I read many of Rand’s works in the past, and I find Brin’s analysis to be largely correct. I would add, in response to his comments regarding points he’d not otherwise heard or read about, that similar observations have, in fact, been made, and rather frequently – it’s merely that such observations are routinely swept under the proverbial carpet by those who insist that Rand is a “writer of monumental status”.
Personally, I always found her division of society to be at best elitist; her ignorance of psychology, anthropology, and other sciences to be abysmal and most definitely *not* objective, nor rational; her characters to be as simplistic as paper-cutouts; her portrayals of human behavior and motivations to be at best juvenile. I also found her portrayal of sexuality to be quite disturbed, and disturbing, in that her “heroines” seem to submit to rape, having no capability for, or interest in, establishing an intimate relationship.
Politically, David Brin’s assessment that Rand parallels Marxism up to the point of monopolism is also a point which seems so obvious, yet is either missed, or simply ignored, by her acolytes – as is the fact that she *does not* deal with the inevitable issue of inherited oligarchy. In the case of her acolytes, however, this isn’t relevant, because they evidently seem to see themselves as deserving to be among the ruling elite, and hold to the same views as have all aristocrats, plutocrats, and dictators, namely: they they have “better blood”, “better genes” than those who reject a life of -emotionally-numb manipulation or outright piracy.

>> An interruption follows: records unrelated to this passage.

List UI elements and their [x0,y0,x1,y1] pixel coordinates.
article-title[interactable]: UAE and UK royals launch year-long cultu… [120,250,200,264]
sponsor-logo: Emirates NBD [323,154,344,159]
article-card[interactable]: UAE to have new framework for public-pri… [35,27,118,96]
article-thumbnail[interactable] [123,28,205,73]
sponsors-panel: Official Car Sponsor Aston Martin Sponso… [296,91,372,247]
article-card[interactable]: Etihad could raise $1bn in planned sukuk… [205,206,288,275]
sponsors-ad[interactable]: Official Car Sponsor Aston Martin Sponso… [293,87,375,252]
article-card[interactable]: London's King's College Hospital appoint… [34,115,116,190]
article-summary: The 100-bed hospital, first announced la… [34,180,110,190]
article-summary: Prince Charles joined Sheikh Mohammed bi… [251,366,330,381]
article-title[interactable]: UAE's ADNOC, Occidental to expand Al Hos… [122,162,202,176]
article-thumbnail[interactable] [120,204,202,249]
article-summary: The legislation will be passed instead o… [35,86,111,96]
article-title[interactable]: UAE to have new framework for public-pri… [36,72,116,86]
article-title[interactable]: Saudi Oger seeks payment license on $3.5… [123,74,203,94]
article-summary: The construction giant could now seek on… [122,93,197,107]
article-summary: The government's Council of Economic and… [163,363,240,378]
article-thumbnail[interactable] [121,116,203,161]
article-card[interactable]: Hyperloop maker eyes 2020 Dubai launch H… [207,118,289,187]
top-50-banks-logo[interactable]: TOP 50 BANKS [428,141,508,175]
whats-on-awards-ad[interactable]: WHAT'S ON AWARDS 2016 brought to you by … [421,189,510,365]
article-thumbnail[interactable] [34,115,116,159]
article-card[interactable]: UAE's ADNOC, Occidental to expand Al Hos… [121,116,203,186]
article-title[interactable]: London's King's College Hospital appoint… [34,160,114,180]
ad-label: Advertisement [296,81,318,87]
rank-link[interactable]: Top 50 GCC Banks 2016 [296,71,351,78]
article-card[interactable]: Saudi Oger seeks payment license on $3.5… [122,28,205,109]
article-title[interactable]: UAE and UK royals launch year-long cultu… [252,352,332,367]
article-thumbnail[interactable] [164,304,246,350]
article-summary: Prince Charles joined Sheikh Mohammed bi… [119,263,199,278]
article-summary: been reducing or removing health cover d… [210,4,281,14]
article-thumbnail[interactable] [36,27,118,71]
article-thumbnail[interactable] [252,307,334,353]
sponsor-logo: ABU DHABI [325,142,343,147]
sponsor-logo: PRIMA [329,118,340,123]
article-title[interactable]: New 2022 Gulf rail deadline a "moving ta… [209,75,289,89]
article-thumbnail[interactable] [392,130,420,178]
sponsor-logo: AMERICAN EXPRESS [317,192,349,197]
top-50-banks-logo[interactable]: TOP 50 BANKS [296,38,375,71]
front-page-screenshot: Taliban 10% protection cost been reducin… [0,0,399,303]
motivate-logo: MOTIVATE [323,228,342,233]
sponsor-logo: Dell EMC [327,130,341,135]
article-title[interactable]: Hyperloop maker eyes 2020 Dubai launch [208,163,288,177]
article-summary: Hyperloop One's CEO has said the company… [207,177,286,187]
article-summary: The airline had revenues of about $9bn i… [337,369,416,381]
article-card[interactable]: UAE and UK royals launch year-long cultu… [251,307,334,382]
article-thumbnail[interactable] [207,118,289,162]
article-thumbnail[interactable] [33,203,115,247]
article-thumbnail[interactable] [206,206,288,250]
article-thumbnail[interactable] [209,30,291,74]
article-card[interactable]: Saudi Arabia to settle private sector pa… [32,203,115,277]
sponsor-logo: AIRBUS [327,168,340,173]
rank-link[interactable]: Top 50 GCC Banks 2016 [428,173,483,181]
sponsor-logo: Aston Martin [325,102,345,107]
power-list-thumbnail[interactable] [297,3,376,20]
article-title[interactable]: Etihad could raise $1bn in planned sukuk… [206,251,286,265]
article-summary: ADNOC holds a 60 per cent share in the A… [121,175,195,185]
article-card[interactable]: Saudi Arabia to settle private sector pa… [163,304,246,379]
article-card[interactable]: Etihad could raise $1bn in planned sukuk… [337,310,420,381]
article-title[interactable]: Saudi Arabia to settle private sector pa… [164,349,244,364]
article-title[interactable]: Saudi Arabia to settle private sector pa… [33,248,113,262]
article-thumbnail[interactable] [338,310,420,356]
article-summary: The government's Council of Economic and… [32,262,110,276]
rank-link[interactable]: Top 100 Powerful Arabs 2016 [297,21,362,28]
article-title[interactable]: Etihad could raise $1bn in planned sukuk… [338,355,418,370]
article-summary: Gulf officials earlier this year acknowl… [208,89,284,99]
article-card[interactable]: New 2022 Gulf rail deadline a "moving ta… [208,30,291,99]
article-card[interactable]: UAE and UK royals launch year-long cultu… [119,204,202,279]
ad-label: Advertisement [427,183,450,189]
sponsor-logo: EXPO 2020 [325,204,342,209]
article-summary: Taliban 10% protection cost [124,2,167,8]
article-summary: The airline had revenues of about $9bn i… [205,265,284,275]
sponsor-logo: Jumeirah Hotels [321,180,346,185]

As for her “philosophy”, I found it to be psychopathic long before I learned the word “psychopathy” – not because I personally have any great love, or high opinion, of the bulk of humanity, but rather, because of her utter incapability to give *anyone* the “benefit of the doubt”, or to have any comprehension of the fact that human advancement has arisen because of cooperation between people, not merely out of competition. But her view of cooperation is incredibly immature – she seems to assume that others will automatically cooperate with her (and those similar to her) because they recognize their supposed “superiority”.
Of course, the thing which I find most telling is the fact that, after all her years of making a living by descrying government and social welfare, she herself, when she got old and became relatively obscure, did not seek a “heroic ending” to her life, but instead, lived off of Social Security and relied on others. In the end, her own old age writes the final chapter, and illustrates that the true core of her so-called “philosophy” was nothing more than a life-long attempt to justify her complete lack of regard for, or interest in, anyone other than herself.